Sempre per restare nel turismo l'ombra di Matteo, raccontano le inchieste, si allungherebbe anche dietro al patrimonio di Giovanni Savalle, per anni un signor nessuno con piccoli precedenti per reati fallimentari, ragioniere iscritto all'albo dei commercialisti divenuto proprietario del resort Kempisnky di Mazara del Vallo. La Finanza gli sequestrò 60 milioni.
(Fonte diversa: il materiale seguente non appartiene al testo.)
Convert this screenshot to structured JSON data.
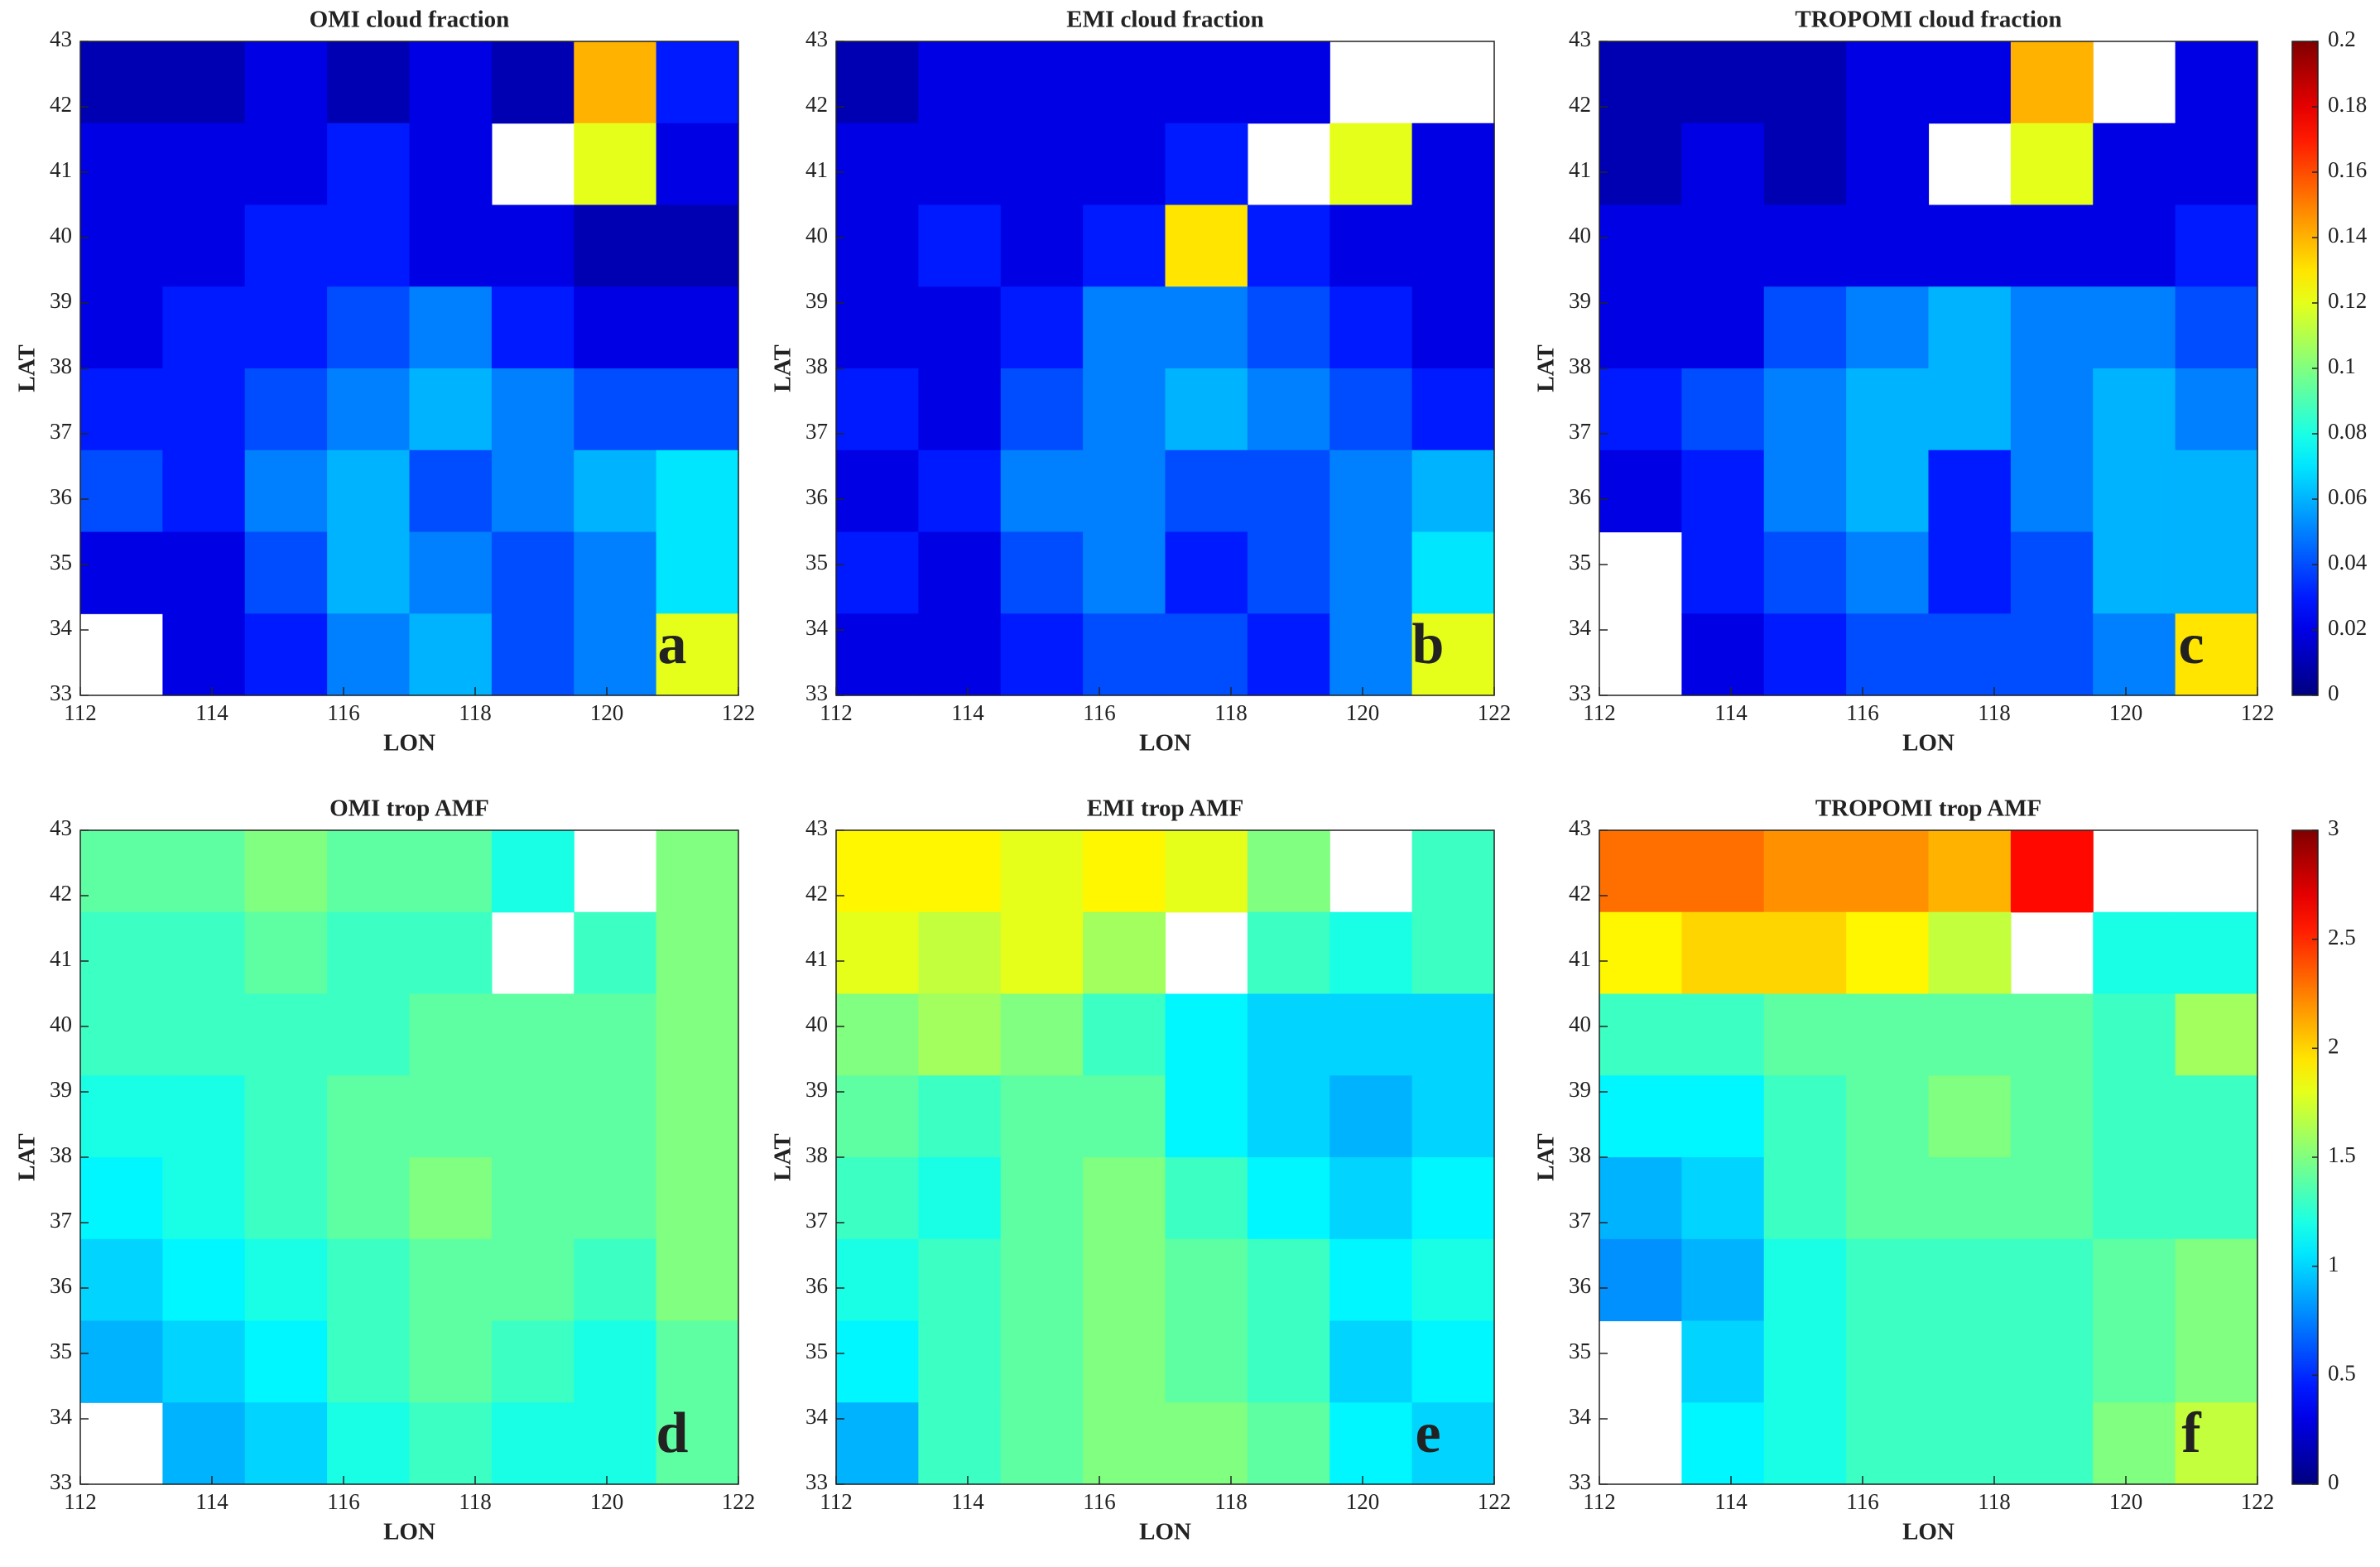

A parlare dei rapporti tra Savalle e il capomafia di Castelvetrano fu il medico affiliato alla 'ndrangheta Marcello Fondacaro, che ha raccontato di un progetto imprenditoriale del boss trapanese: un villaggio a Isola Capo Rizzuto che prevedeva la partecipazione al 33% di Cosa nostra e 'Ndrangheta.

Il tesoro nel Venezuela

I tentacoli di Messina Denaro sarebbero arrivati anche in Venezuela, regno dei clan Cuntrera e Caruana che da Siculiana, paese dell'agrigentino, colonizzarono Canada e Sudamerica diventando monopolisti del narcotraffico. Un pentito «minore», Franco Safina, raccontò che Messina Denaro aveva un tesoro in Venezuela creato investendo 5 milioni di dollari in un'azienda di pollame. Per gli inquirenti un evidente escamotage per riciclare i proventi del traffico di stupefacenti. E di Venezuela parlò anche il collaboratore di giustizia Salvatore Grigoli, il killer di don Pino Puglisi. Ferito in un attentato, si era nascosto ad Alcamo, nel trapanese. «Se vuoi, per un certo periodo te ne vai in Venezuela e stai tranquillo», gli avrebbe detto il padrino che, sospettano gli inquirenti, in Sudamerica come pure in Tunisia, sarebbe andato anche da latitante. Ma se, come sono certi i magistrati, solo una parte del tesoro del padrino è stata trovata e confiscata, a quanto ammonta il suo patrimonio? Le ricchezze illecite ancora da scoprire sarebbero enormi. A partire dai soldi che gli sarebbero stati affidati da Totò Riina. «Se recupero pure un terzo di quello che ho sono sempre ricco», diceva il capomafia corleonese, intercettato, parlando durante l'ora d'aria con un altro detenuto. «Una persona responsabile ce l'ho e sarebbe Messina Denaro. Però che cosa fa per ora questo Matteo Messina Denaro non lo so. Suo padre era uno con i coglioni» , spiegava all'amico mostrando una qualche diffidenza sulla capacità gestionale del boss trapanese. E rivelando che parte del suo patrimonio potrebbe essere stato affidato proprio agli alleati di Castelvetrano.